My course of action would be to put in place plans to become financially independent and then leave. The moral high ground would probably be to leave, and then find work etc rather than 'string him along' but it's really hard to get back into the workplace as a lone parent who has spent x amount of time as a 'fucking housewife' and I would have no qualms about being financially supported while getting my ducks in a row. He can only provide for you because you are doing all the caring work for free.

Coffeethrowtrampbitch Mon 05-Sep-16 19:18:49

I think if you have 3 kids and the youngest is only 10 weeks old, your job is to look after them.

Not to wash another grown adult's clothing because he is too lazy to do it himself.

In answer to what to do I'm not sure - I am a sahm and do wash all of dh's clothes, but he has never spoken to me like that and has often thanked me because he knows he is disorganised and feckless and that doing this is a big help to him.

In the short term I think I'd throw freezing cold water all over him when I was up with the baby in the middle of the night, and then explain when I had his full attention that the job of a sahm is to parent the children, not the other adult.
In the long term, if he really thinks it is ok to treat you like this, and doesn't apologise and acknowledge he is out of order, I'd be planning to leave no matter how long it would take.

JenLindleyShitMom Mon 05-Sep-16 19:19:53

I'd be questioning how I'd let myself have 3 children with someone who treated me like shite and working out how to end the relationship.

hownottofuckup Mon 05-Sep-16 19:20:06

I wonder how much he's manage to provide if he didn't have you providing all the childcare.
He sounds like a cunt.

Shadow1986 Mon 05-Sep-16 19:20:20

Crisscross I just said its one chore - putting his clothes away.
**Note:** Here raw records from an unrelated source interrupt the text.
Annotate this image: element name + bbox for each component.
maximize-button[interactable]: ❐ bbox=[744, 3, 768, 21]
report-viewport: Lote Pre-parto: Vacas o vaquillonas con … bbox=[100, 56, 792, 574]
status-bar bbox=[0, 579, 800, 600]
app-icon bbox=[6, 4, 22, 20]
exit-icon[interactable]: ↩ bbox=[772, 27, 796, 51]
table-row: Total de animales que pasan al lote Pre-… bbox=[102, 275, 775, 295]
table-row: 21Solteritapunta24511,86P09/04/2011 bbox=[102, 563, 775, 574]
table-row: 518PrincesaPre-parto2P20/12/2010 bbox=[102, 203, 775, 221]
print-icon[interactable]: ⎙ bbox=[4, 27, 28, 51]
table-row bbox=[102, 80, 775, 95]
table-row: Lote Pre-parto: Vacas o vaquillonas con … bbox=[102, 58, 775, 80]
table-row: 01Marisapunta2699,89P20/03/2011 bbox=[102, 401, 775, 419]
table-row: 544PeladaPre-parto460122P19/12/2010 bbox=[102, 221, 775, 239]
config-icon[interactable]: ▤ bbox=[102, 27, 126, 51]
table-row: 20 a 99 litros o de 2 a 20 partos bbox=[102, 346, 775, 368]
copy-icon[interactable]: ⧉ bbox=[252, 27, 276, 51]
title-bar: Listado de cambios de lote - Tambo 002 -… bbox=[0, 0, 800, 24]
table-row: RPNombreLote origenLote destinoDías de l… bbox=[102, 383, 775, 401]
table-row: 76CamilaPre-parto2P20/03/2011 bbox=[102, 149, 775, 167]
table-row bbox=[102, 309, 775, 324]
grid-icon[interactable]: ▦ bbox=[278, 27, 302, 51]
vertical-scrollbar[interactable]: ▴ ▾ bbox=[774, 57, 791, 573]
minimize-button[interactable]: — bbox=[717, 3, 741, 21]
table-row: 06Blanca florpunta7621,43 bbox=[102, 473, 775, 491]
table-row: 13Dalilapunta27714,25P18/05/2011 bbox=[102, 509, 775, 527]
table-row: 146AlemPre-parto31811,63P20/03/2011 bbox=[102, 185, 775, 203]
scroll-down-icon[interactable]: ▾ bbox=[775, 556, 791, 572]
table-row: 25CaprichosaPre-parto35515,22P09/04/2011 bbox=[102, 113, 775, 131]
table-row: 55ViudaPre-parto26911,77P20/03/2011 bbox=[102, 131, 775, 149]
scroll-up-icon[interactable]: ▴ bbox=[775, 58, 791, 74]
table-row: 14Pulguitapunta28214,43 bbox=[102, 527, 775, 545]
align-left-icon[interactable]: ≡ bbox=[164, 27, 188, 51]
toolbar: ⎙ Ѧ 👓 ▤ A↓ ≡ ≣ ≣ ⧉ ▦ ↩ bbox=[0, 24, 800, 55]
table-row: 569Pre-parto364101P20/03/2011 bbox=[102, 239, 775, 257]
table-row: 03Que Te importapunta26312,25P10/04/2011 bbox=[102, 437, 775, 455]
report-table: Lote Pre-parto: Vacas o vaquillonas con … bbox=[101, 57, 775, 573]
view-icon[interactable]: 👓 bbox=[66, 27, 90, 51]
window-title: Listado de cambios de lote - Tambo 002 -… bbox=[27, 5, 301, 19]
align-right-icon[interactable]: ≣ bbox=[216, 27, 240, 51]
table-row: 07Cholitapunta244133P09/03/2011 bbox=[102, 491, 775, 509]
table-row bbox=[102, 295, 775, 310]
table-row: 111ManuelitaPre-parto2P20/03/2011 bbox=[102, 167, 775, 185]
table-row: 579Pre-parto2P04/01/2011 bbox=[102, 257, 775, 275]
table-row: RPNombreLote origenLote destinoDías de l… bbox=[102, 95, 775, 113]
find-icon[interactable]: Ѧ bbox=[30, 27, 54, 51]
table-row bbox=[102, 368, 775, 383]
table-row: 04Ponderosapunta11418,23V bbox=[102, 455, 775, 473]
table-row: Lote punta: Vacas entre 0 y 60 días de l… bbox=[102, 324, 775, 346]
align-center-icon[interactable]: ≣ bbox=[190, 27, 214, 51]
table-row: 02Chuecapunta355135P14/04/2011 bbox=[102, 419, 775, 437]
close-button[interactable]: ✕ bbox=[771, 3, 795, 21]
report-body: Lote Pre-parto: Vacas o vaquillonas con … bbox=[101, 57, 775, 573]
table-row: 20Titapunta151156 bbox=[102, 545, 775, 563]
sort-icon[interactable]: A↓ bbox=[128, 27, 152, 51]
And helping with the kids.

MoMandaS Mon 05-Sep-16 19:22:17

What mid said. He clearly has no respect for you or the job you do (and yes, criss, her job is looking after her children who are at home).

Mybugslife Mon 05-Sep-16 19:22:45

It's certainly not only SAHP that think it's a job...I work and I believe being a SAHP is a job!
He's not a child. He's capable of putting some washing away...she's his wife not his servant!

JessicasCrocodile Mon 05-Sep-16 19:25:00

Looking after children is a full time job. Ask anyone who works in a nursery school! Any chores you manage to get done whilst looking after children are a bonus. You are a stay at home parent, not a housewife.